W prawie co piątym komentarzu (19 proc.) badacze znaleźli oskarżenia pod adresem polskich służb i rządu Donalda Tuska. "Znacząca część komentarzy wskazuje, że incydent mógł być celowo zaaranżowany lub co najmniej zbagatelizowany przez obecny rząd" – pisze Res Futura.
Dominujące narracje w przestrzeni internetowej
Tylko 3 proc. wpisów jako sprawców wskazuje Białorusinów lub "obcych agentów". 10 proc. komentarzy obwiniała nieokreślonych sprawców.
Czytaj też: Budynek redakcji Suspilne w Dnieprze zniszczony po ataku rosyjskich dronów
Autorzy podkreślają, że wyniki badania nie mają charakteru sondażu, nie są reprezentatywne dla środowiska, a są jedynie odzwierciedleniem dominujących narracji w przestrzeni internetowej.
Według danych Res Futura, informacje o incydencie osiągnęły w mediach społecznościowych przez dobę zasięg 19 mln
We wtorek w Sejmie premier Donald Tusk podał, że sprawcami sabotażu było dwóch obywateli Ukrainy działających na zlecenie rosyjskich służb.
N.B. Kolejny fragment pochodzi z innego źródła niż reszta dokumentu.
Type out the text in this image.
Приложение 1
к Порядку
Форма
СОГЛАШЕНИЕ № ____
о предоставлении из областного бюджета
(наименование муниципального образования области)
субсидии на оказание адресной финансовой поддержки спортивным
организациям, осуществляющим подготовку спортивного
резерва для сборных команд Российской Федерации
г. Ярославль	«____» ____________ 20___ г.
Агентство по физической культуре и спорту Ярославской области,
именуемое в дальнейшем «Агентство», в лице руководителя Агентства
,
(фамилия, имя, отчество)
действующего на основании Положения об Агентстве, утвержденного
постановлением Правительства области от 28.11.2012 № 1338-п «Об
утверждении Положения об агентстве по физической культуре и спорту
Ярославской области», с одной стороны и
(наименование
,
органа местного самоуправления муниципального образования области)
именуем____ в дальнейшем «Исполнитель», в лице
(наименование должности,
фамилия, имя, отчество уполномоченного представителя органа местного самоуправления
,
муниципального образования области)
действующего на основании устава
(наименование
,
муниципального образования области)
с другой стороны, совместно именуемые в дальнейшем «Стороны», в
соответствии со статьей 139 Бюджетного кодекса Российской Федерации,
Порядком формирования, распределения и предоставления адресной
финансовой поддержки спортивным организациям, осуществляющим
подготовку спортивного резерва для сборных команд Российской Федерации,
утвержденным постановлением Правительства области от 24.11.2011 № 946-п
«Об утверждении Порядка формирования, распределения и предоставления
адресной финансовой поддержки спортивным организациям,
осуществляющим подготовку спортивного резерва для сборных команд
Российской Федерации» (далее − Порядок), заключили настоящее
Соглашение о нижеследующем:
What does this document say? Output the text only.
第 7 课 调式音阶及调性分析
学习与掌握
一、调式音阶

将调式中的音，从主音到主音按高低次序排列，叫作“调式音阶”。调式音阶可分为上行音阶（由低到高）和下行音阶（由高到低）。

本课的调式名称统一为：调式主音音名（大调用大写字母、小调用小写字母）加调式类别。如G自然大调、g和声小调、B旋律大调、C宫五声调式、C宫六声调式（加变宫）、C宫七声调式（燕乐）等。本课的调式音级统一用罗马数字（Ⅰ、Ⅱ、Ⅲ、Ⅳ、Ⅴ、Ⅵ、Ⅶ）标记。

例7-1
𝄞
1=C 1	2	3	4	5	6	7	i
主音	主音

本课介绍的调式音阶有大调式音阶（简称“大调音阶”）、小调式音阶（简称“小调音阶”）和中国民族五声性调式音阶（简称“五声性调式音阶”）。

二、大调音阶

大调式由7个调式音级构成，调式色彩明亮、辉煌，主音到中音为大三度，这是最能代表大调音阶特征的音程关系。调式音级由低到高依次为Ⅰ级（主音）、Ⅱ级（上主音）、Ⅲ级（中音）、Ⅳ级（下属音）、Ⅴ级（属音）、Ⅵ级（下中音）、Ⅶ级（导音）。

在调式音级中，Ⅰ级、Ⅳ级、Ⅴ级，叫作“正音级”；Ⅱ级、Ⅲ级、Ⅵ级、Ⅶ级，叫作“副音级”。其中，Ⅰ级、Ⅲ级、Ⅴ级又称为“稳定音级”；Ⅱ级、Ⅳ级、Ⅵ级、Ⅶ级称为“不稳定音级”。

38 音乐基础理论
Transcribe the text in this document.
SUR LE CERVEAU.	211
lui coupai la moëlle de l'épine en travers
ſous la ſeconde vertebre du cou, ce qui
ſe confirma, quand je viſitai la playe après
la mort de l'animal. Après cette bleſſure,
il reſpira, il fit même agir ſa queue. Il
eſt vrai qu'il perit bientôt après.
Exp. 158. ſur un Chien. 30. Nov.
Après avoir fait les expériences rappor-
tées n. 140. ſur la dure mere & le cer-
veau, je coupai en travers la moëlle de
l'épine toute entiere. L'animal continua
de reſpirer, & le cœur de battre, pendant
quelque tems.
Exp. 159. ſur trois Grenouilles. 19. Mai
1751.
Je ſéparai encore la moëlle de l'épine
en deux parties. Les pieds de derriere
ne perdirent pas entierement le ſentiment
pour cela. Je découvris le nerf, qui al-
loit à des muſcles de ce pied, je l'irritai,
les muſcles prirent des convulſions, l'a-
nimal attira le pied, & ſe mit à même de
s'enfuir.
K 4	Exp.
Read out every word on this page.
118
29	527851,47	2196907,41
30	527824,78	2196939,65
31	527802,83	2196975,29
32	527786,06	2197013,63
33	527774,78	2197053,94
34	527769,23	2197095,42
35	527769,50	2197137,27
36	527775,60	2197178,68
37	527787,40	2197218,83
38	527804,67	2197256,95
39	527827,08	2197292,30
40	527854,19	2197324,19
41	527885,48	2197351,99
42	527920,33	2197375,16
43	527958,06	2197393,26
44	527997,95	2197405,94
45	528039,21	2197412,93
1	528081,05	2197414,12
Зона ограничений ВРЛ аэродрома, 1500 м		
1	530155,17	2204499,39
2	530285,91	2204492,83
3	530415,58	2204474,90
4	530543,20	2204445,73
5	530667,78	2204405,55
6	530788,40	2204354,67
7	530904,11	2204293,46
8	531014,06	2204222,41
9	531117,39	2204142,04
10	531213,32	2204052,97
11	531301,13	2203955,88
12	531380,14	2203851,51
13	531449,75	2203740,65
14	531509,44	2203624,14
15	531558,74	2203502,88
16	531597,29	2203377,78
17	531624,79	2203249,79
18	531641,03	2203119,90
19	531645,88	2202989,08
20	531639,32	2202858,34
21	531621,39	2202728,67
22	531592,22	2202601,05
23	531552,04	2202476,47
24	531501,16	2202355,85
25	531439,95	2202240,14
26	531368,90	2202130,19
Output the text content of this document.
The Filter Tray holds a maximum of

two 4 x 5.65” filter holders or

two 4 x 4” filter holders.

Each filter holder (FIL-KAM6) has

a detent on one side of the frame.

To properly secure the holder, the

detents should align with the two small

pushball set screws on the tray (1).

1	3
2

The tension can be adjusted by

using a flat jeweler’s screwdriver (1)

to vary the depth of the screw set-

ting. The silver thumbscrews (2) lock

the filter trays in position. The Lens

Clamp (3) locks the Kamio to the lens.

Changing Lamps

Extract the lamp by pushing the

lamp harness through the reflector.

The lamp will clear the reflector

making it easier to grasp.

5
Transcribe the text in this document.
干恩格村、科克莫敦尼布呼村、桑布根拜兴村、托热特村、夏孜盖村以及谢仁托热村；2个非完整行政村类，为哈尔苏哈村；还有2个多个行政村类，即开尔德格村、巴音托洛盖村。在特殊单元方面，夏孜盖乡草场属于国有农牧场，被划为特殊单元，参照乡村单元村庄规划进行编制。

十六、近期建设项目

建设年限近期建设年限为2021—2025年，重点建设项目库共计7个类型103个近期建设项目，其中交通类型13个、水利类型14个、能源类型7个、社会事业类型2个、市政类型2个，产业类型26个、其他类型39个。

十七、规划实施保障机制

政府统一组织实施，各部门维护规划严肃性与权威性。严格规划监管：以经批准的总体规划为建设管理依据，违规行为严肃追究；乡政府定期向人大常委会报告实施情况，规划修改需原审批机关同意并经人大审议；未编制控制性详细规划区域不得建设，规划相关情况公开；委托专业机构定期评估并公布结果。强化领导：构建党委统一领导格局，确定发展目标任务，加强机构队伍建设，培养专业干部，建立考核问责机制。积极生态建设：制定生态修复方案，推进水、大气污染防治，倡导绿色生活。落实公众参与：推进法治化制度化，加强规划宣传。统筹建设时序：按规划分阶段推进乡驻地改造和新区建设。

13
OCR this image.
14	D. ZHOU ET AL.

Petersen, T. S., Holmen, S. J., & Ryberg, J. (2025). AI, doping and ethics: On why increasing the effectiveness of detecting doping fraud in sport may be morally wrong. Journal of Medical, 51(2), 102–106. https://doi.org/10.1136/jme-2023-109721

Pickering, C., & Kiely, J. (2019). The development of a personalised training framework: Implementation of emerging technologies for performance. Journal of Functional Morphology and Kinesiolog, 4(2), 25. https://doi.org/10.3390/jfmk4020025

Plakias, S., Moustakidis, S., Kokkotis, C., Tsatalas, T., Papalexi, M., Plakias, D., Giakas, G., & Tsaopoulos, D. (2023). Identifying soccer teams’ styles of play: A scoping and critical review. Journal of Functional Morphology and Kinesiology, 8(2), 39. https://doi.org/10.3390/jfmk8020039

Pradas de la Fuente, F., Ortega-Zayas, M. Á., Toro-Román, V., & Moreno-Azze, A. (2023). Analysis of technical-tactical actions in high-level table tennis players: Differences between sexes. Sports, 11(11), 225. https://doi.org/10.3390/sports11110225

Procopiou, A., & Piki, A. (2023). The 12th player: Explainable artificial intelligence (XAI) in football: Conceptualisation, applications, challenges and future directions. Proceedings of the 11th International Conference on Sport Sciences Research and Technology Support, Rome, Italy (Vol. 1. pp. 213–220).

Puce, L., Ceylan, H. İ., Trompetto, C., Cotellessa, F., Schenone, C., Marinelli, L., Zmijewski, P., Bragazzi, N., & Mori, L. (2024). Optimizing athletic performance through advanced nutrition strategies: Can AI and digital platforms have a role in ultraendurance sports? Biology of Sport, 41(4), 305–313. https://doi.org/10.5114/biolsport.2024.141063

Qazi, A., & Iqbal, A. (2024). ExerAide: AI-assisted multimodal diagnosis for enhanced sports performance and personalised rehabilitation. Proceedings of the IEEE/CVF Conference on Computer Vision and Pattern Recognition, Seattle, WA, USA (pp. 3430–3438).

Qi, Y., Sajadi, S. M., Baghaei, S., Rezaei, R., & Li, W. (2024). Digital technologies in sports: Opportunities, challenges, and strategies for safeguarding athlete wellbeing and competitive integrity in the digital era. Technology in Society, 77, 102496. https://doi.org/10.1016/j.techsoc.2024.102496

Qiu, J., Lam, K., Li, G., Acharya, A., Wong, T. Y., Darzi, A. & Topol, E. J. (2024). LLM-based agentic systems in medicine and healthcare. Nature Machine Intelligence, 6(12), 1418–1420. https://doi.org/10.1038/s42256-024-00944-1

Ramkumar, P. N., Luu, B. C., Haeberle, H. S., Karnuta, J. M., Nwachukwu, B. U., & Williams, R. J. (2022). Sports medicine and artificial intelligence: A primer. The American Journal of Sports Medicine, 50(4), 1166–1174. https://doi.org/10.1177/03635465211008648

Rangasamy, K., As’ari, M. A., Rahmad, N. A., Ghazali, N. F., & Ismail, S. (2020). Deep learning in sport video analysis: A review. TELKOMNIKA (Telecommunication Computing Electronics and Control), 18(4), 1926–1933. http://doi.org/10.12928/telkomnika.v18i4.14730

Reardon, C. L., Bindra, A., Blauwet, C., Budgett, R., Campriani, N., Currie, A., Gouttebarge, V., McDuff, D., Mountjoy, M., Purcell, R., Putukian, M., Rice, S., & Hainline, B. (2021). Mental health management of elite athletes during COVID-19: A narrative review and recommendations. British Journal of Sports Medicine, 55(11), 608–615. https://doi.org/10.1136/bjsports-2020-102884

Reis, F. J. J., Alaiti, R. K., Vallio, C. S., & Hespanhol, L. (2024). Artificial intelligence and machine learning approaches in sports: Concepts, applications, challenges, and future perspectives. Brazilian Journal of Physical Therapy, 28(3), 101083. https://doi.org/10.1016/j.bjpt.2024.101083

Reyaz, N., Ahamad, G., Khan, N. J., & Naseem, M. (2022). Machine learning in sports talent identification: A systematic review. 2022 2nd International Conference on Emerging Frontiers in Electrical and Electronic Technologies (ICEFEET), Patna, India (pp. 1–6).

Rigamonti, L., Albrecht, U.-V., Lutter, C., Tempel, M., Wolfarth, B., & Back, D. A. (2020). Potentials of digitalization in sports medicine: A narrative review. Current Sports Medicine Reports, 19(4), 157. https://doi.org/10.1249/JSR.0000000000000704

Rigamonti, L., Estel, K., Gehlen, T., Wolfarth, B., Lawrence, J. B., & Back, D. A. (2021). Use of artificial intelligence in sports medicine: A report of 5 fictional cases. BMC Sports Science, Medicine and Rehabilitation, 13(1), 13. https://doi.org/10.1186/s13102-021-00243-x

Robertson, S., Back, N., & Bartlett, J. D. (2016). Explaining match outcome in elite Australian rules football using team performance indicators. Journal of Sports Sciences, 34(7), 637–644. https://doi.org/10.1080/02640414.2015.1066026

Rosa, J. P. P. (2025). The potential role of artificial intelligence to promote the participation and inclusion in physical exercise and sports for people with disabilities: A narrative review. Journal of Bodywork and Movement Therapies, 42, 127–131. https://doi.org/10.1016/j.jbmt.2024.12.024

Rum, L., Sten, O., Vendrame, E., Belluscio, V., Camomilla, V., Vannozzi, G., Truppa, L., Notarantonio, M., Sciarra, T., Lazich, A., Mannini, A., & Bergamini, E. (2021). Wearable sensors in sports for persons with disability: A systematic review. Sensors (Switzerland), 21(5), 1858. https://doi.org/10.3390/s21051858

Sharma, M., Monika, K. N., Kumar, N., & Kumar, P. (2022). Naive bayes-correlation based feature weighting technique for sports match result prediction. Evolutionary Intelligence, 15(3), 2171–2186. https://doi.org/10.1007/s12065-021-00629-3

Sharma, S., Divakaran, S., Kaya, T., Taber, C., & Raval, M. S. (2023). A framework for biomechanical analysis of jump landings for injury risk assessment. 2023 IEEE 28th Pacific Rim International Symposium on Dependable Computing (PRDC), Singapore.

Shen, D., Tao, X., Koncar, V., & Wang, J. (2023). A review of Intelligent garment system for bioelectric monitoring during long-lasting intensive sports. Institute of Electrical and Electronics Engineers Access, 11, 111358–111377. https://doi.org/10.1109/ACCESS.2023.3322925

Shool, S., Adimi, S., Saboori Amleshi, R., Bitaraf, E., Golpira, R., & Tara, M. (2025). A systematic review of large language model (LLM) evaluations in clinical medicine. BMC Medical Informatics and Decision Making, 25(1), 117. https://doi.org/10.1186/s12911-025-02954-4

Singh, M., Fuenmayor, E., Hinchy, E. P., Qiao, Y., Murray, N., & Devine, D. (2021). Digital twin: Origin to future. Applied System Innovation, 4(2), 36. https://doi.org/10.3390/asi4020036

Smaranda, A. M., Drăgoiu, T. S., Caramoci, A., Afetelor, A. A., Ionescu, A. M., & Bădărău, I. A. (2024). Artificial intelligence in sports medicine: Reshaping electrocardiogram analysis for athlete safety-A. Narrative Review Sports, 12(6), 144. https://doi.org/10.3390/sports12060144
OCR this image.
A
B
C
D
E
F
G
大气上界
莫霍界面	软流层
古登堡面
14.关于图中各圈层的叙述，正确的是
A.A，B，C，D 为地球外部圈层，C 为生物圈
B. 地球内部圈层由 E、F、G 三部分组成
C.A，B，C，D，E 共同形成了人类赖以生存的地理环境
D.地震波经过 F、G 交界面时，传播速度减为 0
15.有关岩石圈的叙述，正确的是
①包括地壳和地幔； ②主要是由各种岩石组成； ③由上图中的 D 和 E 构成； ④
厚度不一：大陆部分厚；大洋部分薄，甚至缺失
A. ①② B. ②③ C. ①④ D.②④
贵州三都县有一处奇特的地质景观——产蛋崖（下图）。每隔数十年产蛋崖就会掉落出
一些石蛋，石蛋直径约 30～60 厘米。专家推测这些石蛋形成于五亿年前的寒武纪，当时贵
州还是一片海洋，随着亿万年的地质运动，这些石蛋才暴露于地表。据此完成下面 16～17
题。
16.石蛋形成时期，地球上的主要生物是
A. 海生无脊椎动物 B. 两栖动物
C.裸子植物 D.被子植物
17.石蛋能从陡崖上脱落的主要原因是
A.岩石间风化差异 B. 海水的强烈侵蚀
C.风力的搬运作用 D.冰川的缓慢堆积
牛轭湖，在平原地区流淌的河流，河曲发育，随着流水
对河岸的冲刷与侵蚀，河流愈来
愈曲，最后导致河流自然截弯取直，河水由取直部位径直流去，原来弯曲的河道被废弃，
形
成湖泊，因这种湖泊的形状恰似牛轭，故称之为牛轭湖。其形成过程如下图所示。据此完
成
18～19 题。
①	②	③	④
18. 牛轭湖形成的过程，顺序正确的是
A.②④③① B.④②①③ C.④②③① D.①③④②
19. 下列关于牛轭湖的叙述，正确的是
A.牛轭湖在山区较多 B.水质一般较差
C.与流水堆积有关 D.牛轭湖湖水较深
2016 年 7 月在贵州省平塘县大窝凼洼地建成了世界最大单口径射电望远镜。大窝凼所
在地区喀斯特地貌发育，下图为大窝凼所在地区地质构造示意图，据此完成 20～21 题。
Wjechali do Polski z Białorusi, a po akcji sabotażowej natychmiast do niej wrócili.
Europejski Kolektyw Analityczny Res Futura to fundacja zajmująca się badaniami, analityką i doradztwem w kwestiach bezpieczeństwa informacyjnego oraz ochrony danych w przestrzeni cyfrowej.
Czytaj też: Cykl byłego prezydenta Andrzeja Dudy na Kanale Zero nie podbija YouTube'a
(KB, 19.11.2025)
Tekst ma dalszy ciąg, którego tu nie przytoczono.